Одних уговариваешь, других отговариваешь… Он был искренен с Ольгой. Достаточно ли он ее отговаривал? Пожалуй.
Итак, что же будет? Будет всеобщее изумление, фырканье Косцовой и прочее; эмоции, пройдет. Будет у него очень одаренный сотрудник, светлая голова. И удовольствие работать с этой женщиной… Будет ответственность, — надо охранить ее, надо защитить, когда на нее набросятся. Будет опасность взрыва в собственном отделе, — как всегда с людьми сильными и категоричными…
— Сегодня у них там большой день, — сказал он. — Разведка донесла… — Он усмехнулся. — Что-то еще запускают. Все, разумеется, сбросят в Яконур… — Махнул рукой. — Надо подойти туда на катере и померить. Сможете на днях отправиться в экспедицию?
…Оставшись один, Савчук вышел на середину кабинета и заложил руки за голову. Потянулся. Постоял так, раскачиваясь из стороны в сторону.
Он большой, широкоплечий, грузный. Доброе лицо с пышными усами. Крупные пальцы крепко переплетены на мощном затылке. Стоит, раскачиваясь. Задумался.
Савчук устал. Это накопилось. Он давно уже работал на больших оборотах.
За окном лежал Яконур. А напротив окна — карта на стене: голубая, слегка изогнутая, слегка вытянутая яконурская капля. Когда-то, увидев такую карту впервые, Савчук охнул: надо же, у этого озера и форма самой воды.
Как в зеркало, Яконур смотрел через окно на свою карту.
И точно напротив окна был на другом берегу дымный факел…
Савчук не мог сказать: «Я родился на Яконуре». А хорошо было бы заявить, например, Шатохину: «Я родился на Яконуре. Прошу вас. Не сбрасывайте стоки». Савчук улыбнулся. Вот бы Шатохин рот открыл!..
Начинал Савчук токарем, пальцы и сейчас помнят гладкие податливые рукоятки, вечерами стал учиться, после университета быстро сделал одну работу, другую, он не терял темпа, он чувствовал в себе силу для многого, искал задачу, которая требовала бы такой силы, какую он знал в себе; ему только надо было увидеть такую задачу, — если б он ничего не сделал в науке, то поднял бы отстающий колхоз, или заключил трудный мирный договор, или провел блестящую операцию на сердце… И тут возникла проблема Яконура. Это требовало его специальности. А главное — его внутренней силы. Он приехал, возглавил институт и объявил войну комбинату.

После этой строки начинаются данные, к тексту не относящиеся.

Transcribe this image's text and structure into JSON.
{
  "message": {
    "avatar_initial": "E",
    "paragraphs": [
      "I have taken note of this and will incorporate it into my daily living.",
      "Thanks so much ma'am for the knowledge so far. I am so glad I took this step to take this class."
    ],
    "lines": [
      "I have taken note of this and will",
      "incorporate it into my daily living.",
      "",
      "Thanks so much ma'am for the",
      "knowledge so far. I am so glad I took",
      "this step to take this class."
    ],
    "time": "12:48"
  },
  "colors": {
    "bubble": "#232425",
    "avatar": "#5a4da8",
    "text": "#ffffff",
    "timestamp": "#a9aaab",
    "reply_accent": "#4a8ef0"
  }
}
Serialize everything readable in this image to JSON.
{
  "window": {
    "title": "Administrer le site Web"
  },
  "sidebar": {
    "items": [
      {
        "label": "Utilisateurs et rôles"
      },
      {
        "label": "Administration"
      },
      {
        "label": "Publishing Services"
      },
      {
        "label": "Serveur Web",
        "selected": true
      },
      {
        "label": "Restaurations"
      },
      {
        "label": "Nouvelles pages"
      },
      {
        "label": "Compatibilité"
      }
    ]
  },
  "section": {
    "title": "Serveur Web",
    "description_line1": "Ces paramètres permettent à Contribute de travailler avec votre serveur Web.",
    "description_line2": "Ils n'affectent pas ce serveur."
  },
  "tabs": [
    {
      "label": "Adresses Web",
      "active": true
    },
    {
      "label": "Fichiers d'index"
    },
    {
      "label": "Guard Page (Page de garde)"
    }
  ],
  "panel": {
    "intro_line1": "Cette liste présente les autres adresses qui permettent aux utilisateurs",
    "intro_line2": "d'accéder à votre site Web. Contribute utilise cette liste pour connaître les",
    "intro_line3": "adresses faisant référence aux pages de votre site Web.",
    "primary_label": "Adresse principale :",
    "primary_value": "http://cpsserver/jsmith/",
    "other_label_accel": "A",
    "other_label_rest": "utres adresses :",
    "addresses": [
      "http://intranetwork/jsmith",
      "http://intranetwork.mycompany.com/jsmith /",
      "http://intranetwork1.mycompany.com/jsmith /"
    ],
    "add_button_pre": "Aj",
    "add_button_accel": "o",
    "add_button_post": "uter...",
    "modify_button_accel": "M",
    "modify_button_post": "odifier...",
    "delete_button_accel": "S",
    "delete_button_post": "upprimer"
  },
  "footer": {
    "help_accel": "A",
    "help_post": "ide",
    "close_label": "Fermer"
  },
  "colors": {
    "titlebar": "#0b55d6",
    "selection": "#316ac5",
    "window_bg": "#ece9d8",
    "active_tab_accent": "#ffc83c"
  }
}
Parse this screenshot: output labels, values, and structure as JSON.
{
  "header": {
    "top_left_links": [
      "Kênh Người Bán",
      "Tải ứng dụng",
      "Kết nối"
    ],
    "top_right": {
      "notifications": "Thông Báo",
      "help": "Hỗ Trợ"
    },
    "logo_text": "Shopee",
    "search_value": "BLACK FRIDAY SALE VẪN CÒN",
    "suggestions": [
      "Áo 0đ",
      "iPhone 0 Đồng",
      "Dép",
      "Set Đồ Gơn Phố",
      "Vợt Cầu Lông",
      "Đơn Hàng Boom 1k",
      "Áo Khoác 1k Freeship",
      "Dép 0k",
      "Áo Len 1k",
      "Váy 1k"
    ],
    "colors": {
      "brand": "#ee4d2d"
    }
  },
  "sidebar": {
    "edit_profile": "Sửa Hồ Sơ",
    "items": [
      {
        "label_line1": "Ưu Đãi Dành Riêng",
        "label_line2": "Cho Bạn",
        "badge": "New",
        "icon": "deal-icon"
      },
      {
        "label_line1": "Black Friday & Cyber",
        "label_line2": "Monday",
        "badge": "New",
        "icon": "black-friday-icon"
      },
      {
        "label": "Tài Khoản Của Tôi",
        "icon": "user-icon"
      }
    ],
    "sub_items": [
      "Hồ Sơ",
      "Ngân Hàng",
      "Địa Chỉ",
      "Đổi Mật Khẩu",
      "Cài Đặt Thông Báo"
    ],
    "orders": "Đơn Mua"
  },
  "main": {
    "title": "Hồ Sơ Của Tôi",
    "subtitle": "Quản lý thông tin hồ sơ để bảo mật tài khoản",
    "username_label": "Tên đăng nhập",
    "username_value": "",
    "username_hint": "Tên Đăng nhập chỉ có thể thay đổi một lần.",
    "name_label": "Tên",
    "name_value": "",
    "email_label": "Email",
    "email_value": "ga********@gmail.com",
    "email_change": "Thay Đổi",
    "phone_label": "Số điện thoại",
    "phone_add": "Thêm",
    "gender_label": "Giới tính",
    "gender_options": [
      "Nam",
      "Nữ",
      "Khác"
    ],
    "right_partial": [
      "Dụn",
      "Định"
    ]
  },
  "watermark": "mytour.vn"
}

Даже союзники упрекали Савчука за то, что для него наука — не главное. Он не притворялся. Он нашел свое дело. Он не страдал из-за того, что наукой оно было только отчасти. Это не принижало его дела.
Он говорил себе, что в такой ситуации и на этом месте человек должен вести себя соответствующим образом. Он, Савчук, отвечал за озеро Яконур. Отсюда — все его поступки.
Кто-то должен был занять категорическую позицию, вызвать на себя главный удар и тем послужить Яконуру. Савчук взял это на себя.
Другим казалось, что он принимает решения с ходу. У него была его обязанность, она решала.
Но иногда он чувствовал, — уже не хватает и его сил. Вот давление подскочило…
Он оказался под лучами мощных источников, почти лазеров. Он рисковал реально. Не раз над ним ломали шпаги. Но — держался.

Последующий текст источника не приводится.